I t is said that males make more mistakes than females. That may or may not be true. What is true is that male pride often makes the “stronger” sex less apt to confess to an error in judgment.
Thankfully, I learned at an early age that confession is good for the soul or whatever curative that humble stripping down to the inner self provides.
Males seem more prone to gullibility, although they have no monopoly on it. A bent toward “glory,” heroism, delusions of grandeur and other such hedonistic pursuits tends to apply blinders to men much as one would to a horse.
Whether riding a horse or “guiding” an equine pulling something such as a wagon, blinders are often required as part of the controls to keep the horse from shying in a way that can bring harm to either a rider or a driver. Those city slickers among you reading this offering should consult a “country” friend to understand the distinction made here.
In the newspaper business — particularly the small town majority of that genre — editors and publishers learn in a hurry that EVERYONE who reads your newspaper sees EVERY mistake. You can’t hide. They’ll find you whether it’s in the grocery store, the bank, church or trying to hide in your garden.
Most country newspaper readers are forgiving, particularly after they learn that you’re there because you love small towns as much as they do. They understand that most of the time you’re going to spell their Aunt Drusilla’s name right as you write about her 90th birthday party at the nursing home. After all, it’s the kind of news that you love because it makes that issue a better seller because of the scrapbook value.
And, therein lies the greatest reason for not making a mistake (as in NARY a one) in the “writeup about sweet ol’ Auntie Dru.
But, then you know all about that sort of thing if you’re a small town newspaper reader-subscriber, the life breath of the best part of the newspaper business. You also know that in a small town, since there’s no hiding as heretofore confessed, more often than not, this is why you’re going to see Auntie Dru’s whole “write-up” reprinted next week. Can’t have it in the scrapbook with a MISTAKE. Heavens to Murgatroid.
Years ago, I had a young editor who actually was outstanding and has gone on to a fine career in a related field.
However, he made one colossal mistake that was extremely embarrassing and a bit costly to correct but it turned out to be very funny.
There was a queen’s contest of a sort in which there were a dozen or so contestants.
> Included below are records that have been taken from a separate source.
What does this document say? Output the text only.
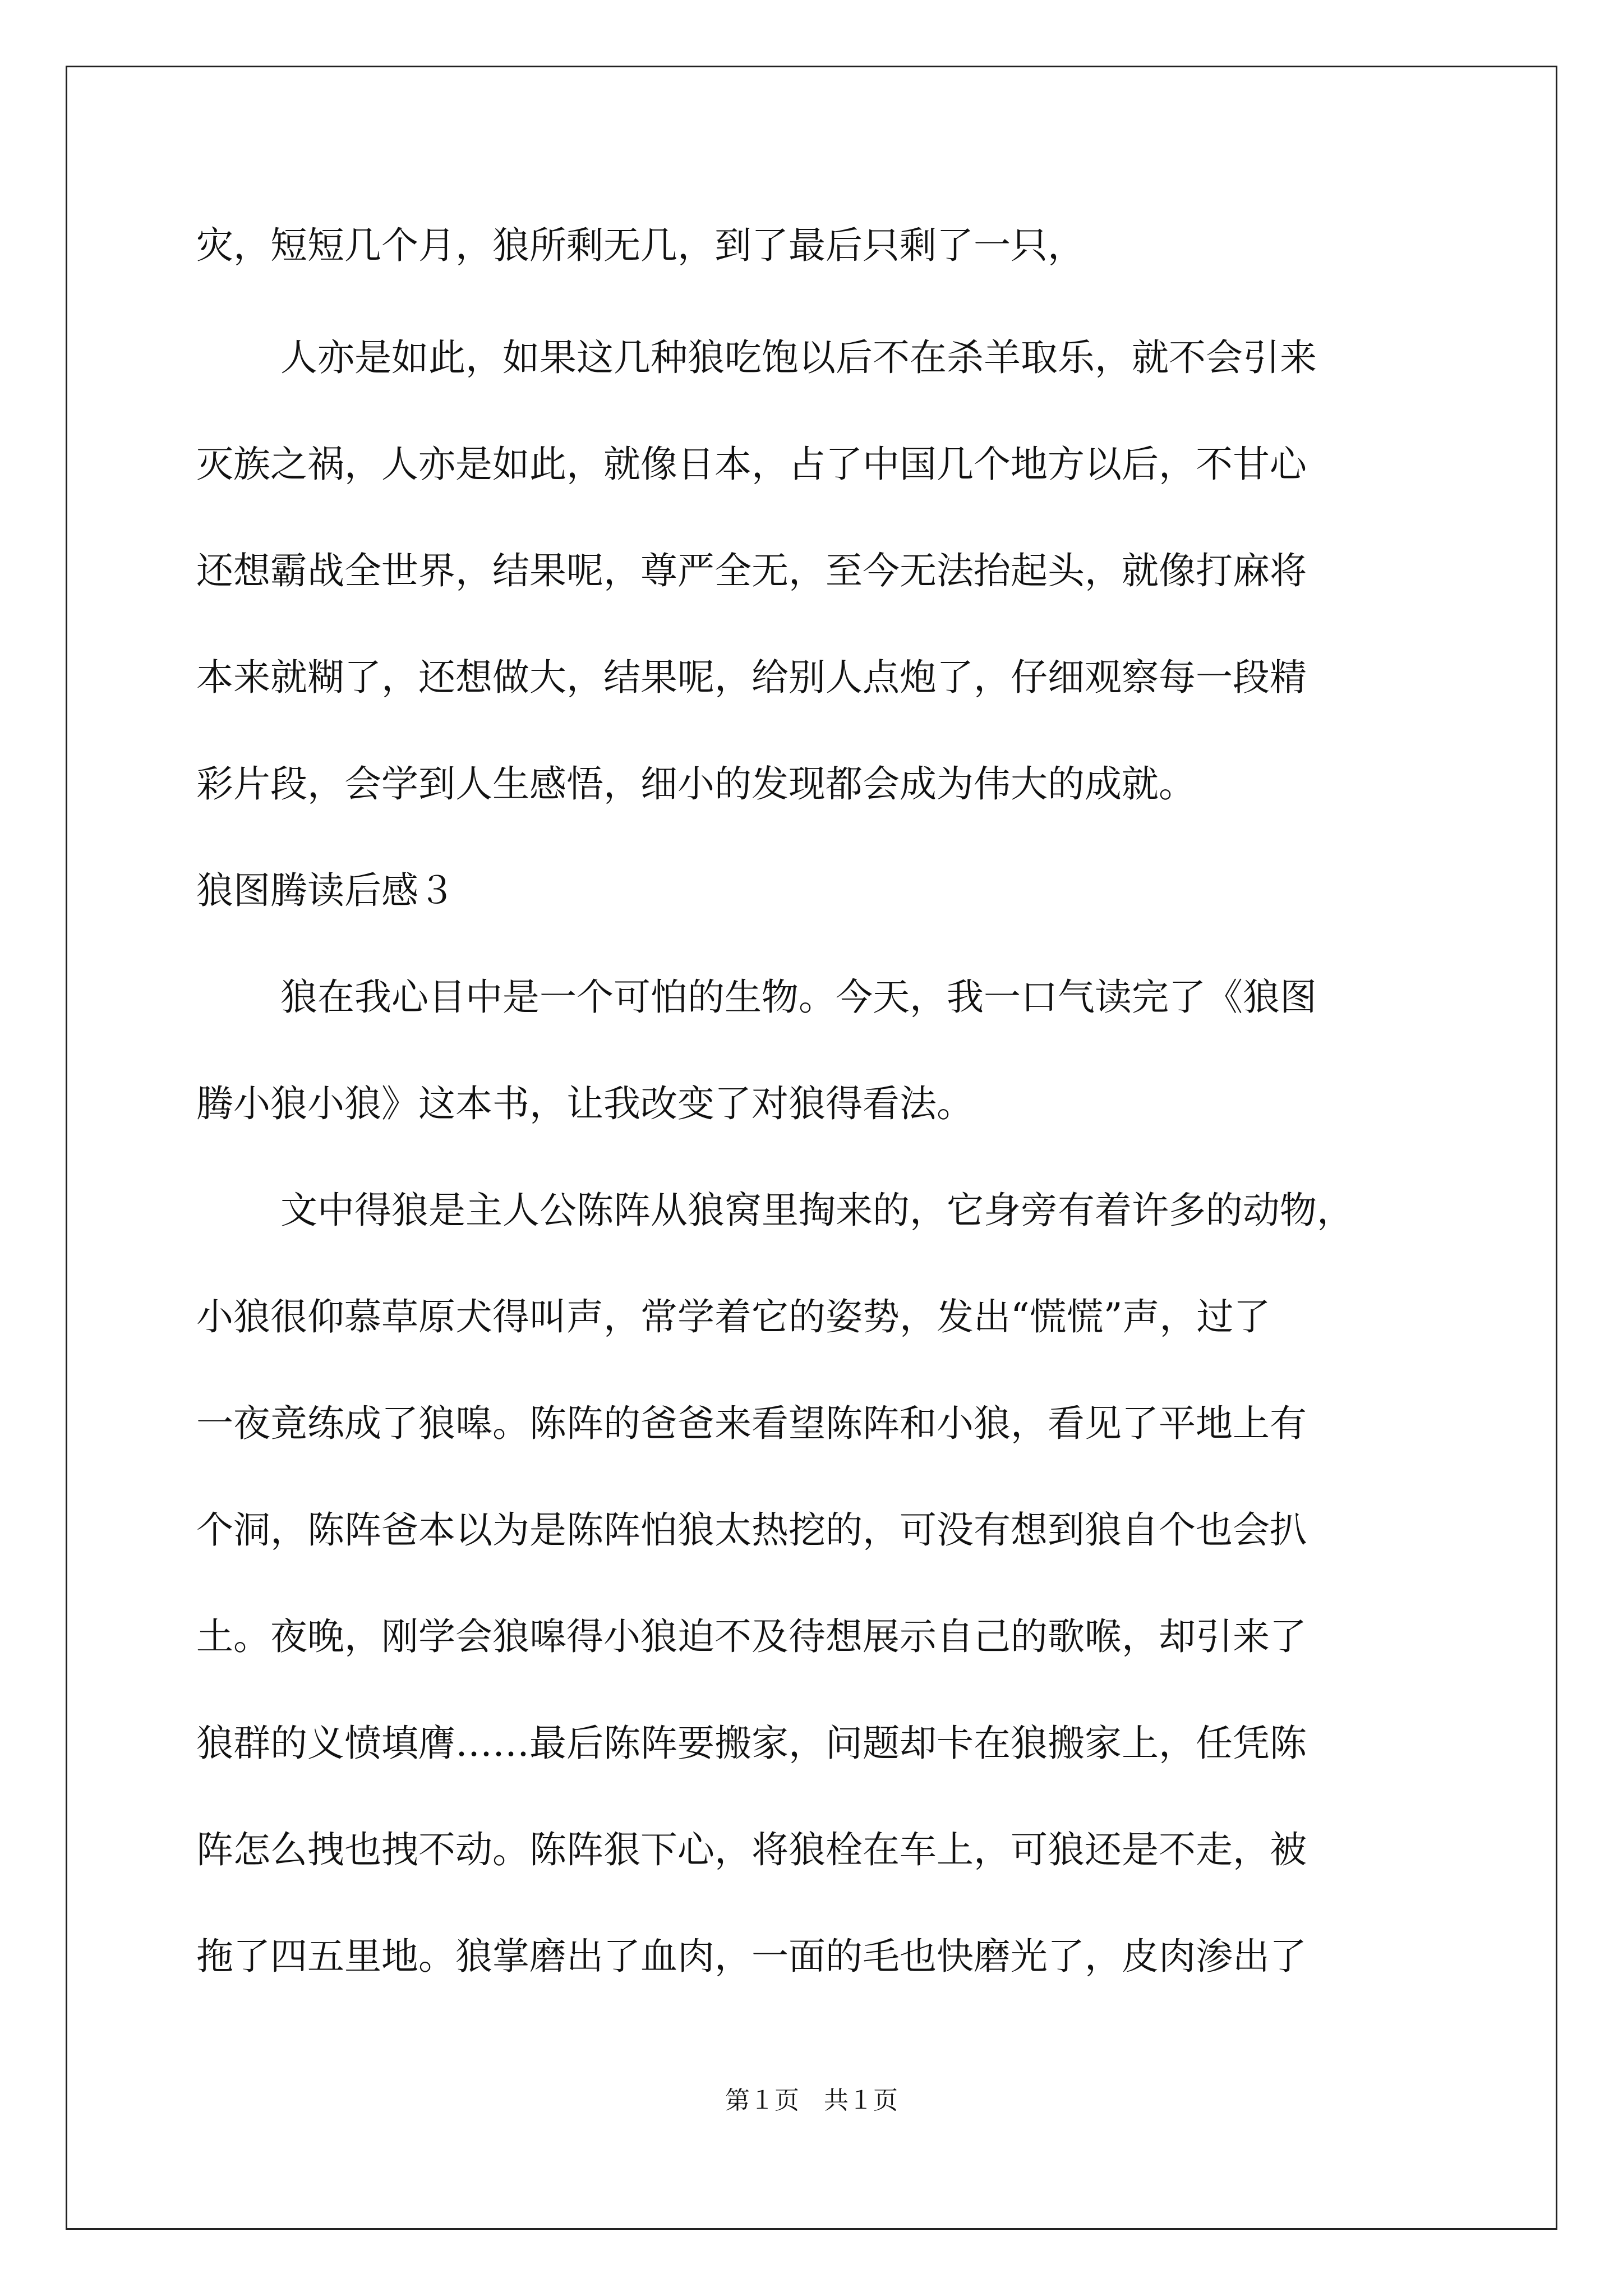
灾，短短几个月，狼所剩无几，到了最后只剩了一只，
人亦是如此，如果这几种狼吃饱以后不在杀羊取乐，就不会引来
灭族之祸，人亦是如此，就像日本，占了中国几个地方以后，不甘心
还想霸战全世界，结果呢，尊严全无，至今无法抬起头，就像打麻将
本来就糊了，还想做大，结果呢，给别人点炮了，仔细观察每一段精
彩片段，会学到人生感悟，细小的发现都会成为伟大的成就。
狼图腾读后感３
狼在我心目中是一个可怕的生物。今天，我一口气读完了《狼图
腾小狼小狼》这本书，让我改变了对狼得看法。
文中得狼是主人公陈阵从狼窝里掏来的，它身旁有着许多的动物，
小狼很仰慕草原犬得叫声，常学着它的姿势，发出“慌慌”声，过了
一夜竟练成了狼嗥。陈阵的爸爸来看望陈阵和小狼，看见了平地上有
个洞，陈阵爸本以为是陈阵怕狼太热挖的，可没有想到狼自个也会扒
土。夜晚，刚学会狼嗥得小狼迫不及待想展示自己的歌喉，却引来了
狼群的义愤填膺……最后陈阵要搬家，问题却卡在狼搬家上，任凭陈
阵怎么拽也拽不动。陈阵狠下心，将狼栓在车上，可狼还是不走，被
拖了四五里地。狼掌磨出了血肉，一面的毛也快磨光了，皮肉渗出了
第１页　共１页
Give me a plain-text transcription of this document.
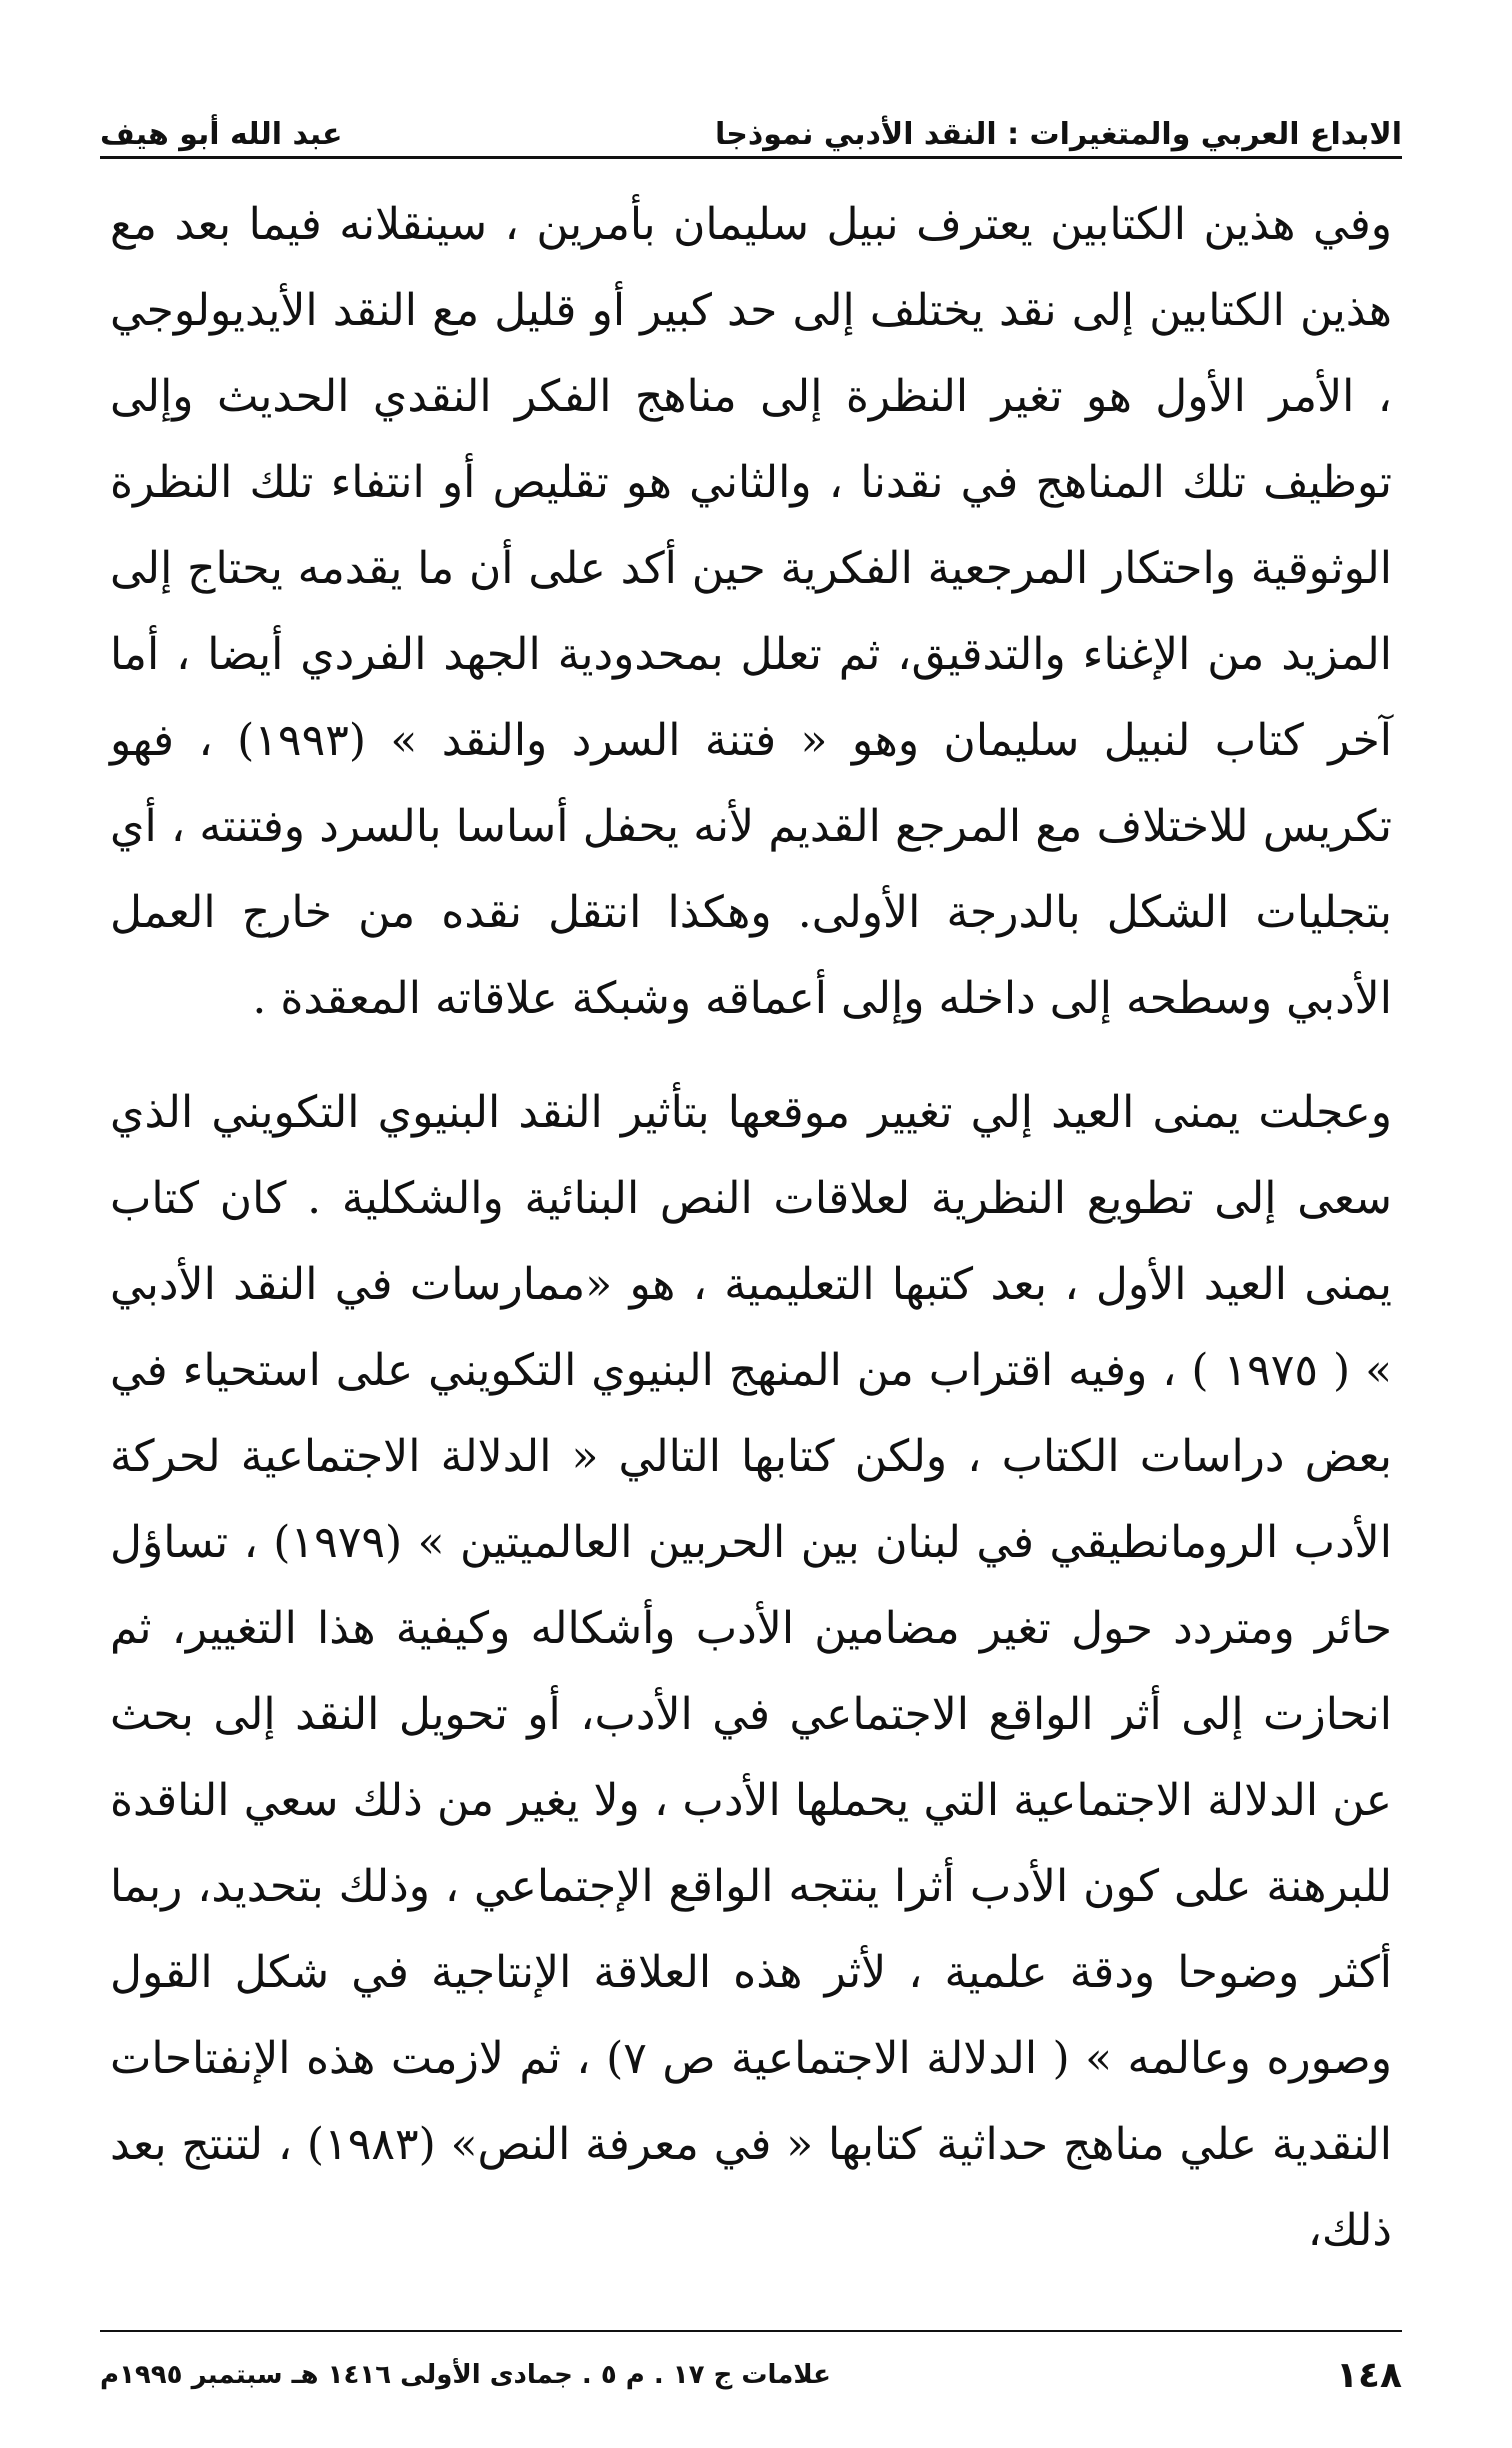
الابداع العربي والمتغيرات : النقد الأدبي نموذجا
عبد الله أبو هيف

وفي هذين الكتابين يعترف نبيل سليمان بأمرين ، سينقلانه فيما بعد مع هذين الكتابين إلى نقد يختلف إلى حد كبير أو قليل مع النقد الأيديولوجي ، الأمر الأول هو تغير النظرة إلى مناهج الفكر النقدي الحديث وإلى توظيف تلك المناهج في نقدنا ، والثاني هو تقليص أو انتفاء تلك النظرة الوثوقية واحتكار المرجعية الفكرية حين أكد على أن ما يقدمه يحتاج إلى المزيد من الإغناء والتدقيق، ثم تعلل بمحدودية الجهد الفردي أيضا ، أما آخر كتاب لنبيل سليمان وهو « فتنة السرد والنقد » (١٩٩٣) ، فهو تكريس للاختلاف مع المرجع القديم لأنه يحفل أساسا بالسرد وفتنته ، أي بتجليات الشكل بالدرجة الأولى. وهكذا انتقل نقده من خارج العمل الأدبي وسطحه إلى داخله وإلى أعماقه وشبكة علاقاته المعقدة .

وعجلت يمنى العيد إلي تغيير موقعها بتأثير النقد البنيوي التكويني الذي سعى إلى تطويع النظرية لعلاقات النص البنائية والشكلية . كان كتاب يمنى العيد الأول ، بعد كتبها التعليمية ، هو «ممارسات في النقد الأدبي » ( ١٩٧٥ ) ، وفيه اقتراب من المنهج البنيوي التكويني على استحياء في بعض دراسات الكتاب ، ولكن كتابها التالي « الدلالة الاجتماعية لحركة الأدب الرومانطيقي في لبنان بين الحربين العالميتين » (١٩٧٩) ، تساؤل حائر ومتردد حول تغير مضامين الأدب وأشكاله وكيفية هذا التغيير، ثم انحازت إلى أثر الواقع الاجتماعي في الأدب، أو تحويل النقد إلى بحث عن الدلالة الاجتماعية التي يحملها الأدب ، ولا يغير من ذلك سعي الناقدة للبرهنة على كون الأدب أثرا ينتجه الواقع الإجتماعي ، وذلك بتحديد، ربما أكثر وضوحا ودقة علمية ، لأثر هذه العلاقة الإنتاجية في شكل القول وصوره وعالمه » ( الدلالة الاجتماعية ص ٧) ، ثم لازمت هذه الإنفتاحات النقدية علي مناهج حداثية كتابها « في معرفة النص» (١٩٨٣) ، لتنتج بعد ذلك،

١٤٨
علامات ج ١٧ . م ٥ . جمادى الأولى ١٤١٦ هـ سبتمبر ١٩٩٥م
Naturally, we ran pictures of each. In this era of computerization, sometimes there are formats that can be duplicated which will, of course, save time. One such format fit the queen’s contest. On the page, you draw a box the size of the photo, then you type a name line beneath that box for identification. When you’ve created the format once, you can then duplicate (“dupe”) that for as many photos, in this case queen candidates, as you have. The editor duped the initial photo box and name line to match the number of candidates. That’s smart and time saving except he made a giant error — he didn’t change the name line under each photo, thus each candidate had the same name. To compound the error, the name that appeared under each photo was that of my son’s girlfriend, who was a contestant.
My editor’s penance was to man the phones beginning at 6 a.m. the day the paper hit the street and explain to all the distraught mamas that it was his mistake and that we would re-run all the photos in the next issue (which thankfully was still before the pageant). Fortunately, all the girls and their mothers were fairly understanding and some even laughed about it.
And, I’m still writing these weekly meanderings through outstanding newspapers in our Texas small town world.
But, no I don’t want to invest in gold or stocks or even great small town newspapers any more. I’m content to sit at this keyboard and acknowledge that life’s full of mistakes. Acknowledging them and moving forward is the only real curative I know.